Charles Leclerc says he is suffering no after-effects from his crash at Formula 1's Italian Grand Prix, having been given the all-clear following further medical checks earlier this week.
The Monegasque driver caused a red flag halfway through the Monza race last weekend when he lost control of his Ferrari at the high-speed Parabolica corner.
His car speared across the gravel trap and hit the tyre wall on the outside of the turn, causing enough damage to the barriers to force the race to be stopped.
While Leclerc was able to climb out of the car unaided, he admitted to feeling a bit sore in the immediate aftermath of the crash.
On the day after the race, he went for a medical examination to check that he had not picked up anything serious, and was given the all-clear.
"I am feeling okay," he said.
"I did some further medical checks on Monday but everything is okay.
"I had some back pain after the crash, but already from Monday I was perfectly fine."
Leclerc's exit from the Italian Grand Prix capped another miserable outing for Ferrari, with teammate Sebastian Vettel having retired from the race earlier thanks to brake failure.
On the back of a troubled Belgian Grand Prix, Ferrari has endured a tough few weeks, but Leclerc is hopeful that the Italian outfit should perform better around Mugello - for what is its 1000th grand prix start.
"I have a feeling it might be better than the last two weekends for us performance wise," he said.
"I really hope tomorrow will confirm what I think, but it should be a bit more positive and let's see how it goes.
"Physically, we've done a filming day a few months ago here and to restart at a track like this was pretty difficult for the neck.
"But it should be fine as we've had quite a lot of races since then."
Vettel said on Thursday that Ferrari had still not got the bottom of why he suffered such an instant brake failure last weekend.
"The investigation is still ongoing," he said.

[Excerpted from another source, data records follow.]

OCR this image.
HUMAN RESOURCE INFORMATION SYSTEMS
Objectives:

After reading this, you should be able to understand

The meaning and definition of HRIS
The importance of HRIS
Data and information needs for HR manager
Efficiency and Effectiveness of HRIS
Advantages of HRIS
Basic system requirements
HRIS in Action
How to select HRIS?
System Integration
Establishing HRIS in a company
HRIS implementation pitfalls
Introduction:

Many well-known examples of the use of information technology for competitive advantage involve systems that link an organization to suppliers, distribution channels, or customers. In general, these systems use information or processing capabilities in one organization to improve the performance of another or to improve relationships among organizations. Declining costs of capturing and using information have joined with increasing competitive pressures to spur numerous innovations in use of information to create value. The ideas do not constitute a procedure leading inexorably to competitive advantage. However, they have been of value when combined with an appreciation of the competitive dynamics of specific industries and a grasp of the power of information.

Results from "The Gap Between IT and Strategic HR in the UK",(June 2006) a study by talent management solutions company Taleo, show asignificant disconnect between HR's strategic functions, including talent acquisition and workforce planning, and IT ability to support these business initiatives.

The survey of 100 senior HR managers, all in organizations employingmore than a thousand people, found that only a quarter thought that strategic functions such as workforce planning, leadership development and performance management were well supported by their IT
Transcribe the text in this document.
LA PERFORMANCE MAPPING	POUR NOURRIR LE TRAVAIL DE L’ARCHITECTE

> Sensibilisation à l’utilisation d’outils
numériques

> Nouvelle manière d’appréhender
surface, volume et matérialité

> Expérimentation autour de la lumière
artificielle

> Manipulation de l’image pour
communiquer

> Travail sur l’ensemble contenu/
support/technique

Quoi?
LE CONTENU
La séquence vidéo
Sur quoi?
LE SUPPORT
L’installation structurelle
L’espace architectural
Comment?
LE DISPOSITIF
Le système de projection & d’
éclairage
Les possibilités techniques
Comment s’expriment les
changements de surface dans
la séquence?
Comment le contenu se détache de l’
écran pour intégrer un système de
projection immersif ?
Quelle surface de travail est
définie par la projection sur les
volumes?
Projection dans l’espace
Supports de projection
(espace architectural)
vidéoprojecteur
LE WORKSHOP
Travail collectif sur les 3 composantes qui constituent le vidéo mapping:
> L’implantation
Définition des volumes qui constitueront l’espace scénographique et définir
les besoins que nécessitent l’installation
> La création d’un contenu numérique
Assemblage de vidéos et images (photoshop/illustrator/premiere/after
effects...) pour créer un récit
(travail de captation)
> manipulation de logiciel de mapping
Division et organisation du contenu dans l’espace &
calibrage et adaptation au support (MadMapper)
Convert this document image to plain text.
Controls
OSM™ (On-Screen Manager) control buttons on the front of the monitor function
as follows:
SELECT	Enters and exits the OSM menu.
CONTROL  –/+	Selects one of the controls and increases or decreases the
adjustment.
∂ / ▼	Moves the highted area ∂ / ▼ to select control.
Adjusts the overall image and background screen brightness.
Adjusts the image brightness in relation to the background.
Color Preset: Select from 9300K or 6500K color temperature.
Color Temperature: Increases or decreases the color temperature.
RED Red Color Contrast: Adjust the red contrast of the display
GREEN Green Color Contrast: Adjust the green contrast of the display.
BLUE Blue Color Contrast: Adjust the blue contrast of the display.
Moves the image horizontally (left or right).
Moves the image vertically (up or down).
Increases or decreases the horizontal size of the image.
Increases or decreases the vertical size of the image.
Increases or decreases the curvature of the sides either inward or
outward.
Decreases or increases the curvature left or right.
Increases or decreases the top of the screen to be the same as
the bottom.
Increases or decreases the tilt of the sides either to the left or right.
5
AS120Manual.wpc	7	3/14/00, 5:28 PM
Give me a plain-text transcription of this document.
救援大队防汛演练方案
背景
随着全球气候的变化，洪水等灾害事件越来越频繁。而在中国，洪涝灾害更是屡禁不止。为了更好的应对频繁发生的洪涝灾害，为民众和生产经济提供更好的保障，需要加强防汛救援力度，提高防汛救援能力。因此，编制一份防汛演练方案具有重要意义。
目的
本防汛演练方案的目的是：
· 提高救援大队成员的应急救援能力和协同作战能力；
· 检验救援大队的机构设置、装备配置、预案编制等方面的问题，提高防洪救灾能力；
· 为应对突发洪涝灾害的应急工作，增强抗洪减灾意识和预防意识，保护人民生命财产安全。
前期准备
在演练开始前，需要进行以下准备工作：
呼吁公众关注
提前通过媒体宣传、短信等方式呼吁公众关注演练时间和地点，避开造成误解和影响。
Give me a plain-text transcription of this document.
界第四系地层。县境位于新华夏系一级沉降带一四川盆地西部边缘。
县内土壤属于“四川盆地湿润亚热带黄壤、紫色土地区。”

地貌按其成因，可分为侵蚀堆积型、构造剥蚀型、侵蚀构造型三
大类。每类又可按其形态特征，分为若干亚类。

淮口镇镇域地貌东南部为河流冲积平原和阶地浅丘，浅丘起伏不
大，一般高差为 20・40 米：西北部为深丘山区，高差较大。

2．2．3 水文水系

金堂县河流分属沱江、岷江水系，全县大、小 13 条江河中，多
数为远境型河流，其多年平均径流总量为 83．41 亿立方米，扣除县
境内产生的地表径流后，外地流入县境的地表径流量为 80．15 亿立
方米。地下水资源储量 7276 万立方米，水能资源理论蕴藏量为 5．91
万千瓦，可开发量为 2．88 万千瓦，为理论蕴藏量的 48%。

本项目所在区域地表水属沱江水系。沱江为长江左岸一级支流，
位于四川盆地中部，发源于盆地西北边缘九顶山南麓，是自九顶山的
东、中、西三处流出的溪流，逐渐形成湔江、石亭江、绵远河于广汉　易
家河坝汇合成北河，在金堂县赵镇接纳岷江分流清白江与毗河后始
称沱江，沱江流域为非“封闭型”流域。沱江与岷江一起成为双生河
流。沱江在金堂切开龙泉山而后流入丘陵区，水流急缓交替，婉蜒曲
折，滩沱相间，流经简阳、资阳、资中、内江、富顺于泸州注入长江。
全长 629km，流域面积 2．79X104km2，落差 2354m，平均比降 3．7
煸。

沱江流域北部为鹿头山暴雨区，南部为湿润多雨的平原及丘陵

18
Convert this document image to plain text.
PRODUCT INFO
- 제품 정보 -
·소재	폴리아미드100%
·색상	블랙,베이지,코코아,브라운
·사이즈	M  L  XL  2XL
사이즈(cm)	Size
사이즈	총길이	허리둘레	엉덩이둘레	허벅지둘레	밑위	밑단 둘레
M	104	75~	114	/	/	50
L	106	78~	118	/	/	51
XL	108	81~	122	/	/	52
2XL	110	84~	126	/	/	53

"I think we have understood what went wrong. Obviously the brakes got hot, especially the rear brakes and then at some point, the rear line exploded.
"We were monitoring the failure a couple of laps before we tried to take action up to the point where the brakes failed.
"So of course, we were surprised. But yeah, I think one thing is what we can do better in these scenarios.
"And the other one is obviously to understand why the brakes failed, why the brakes got hot."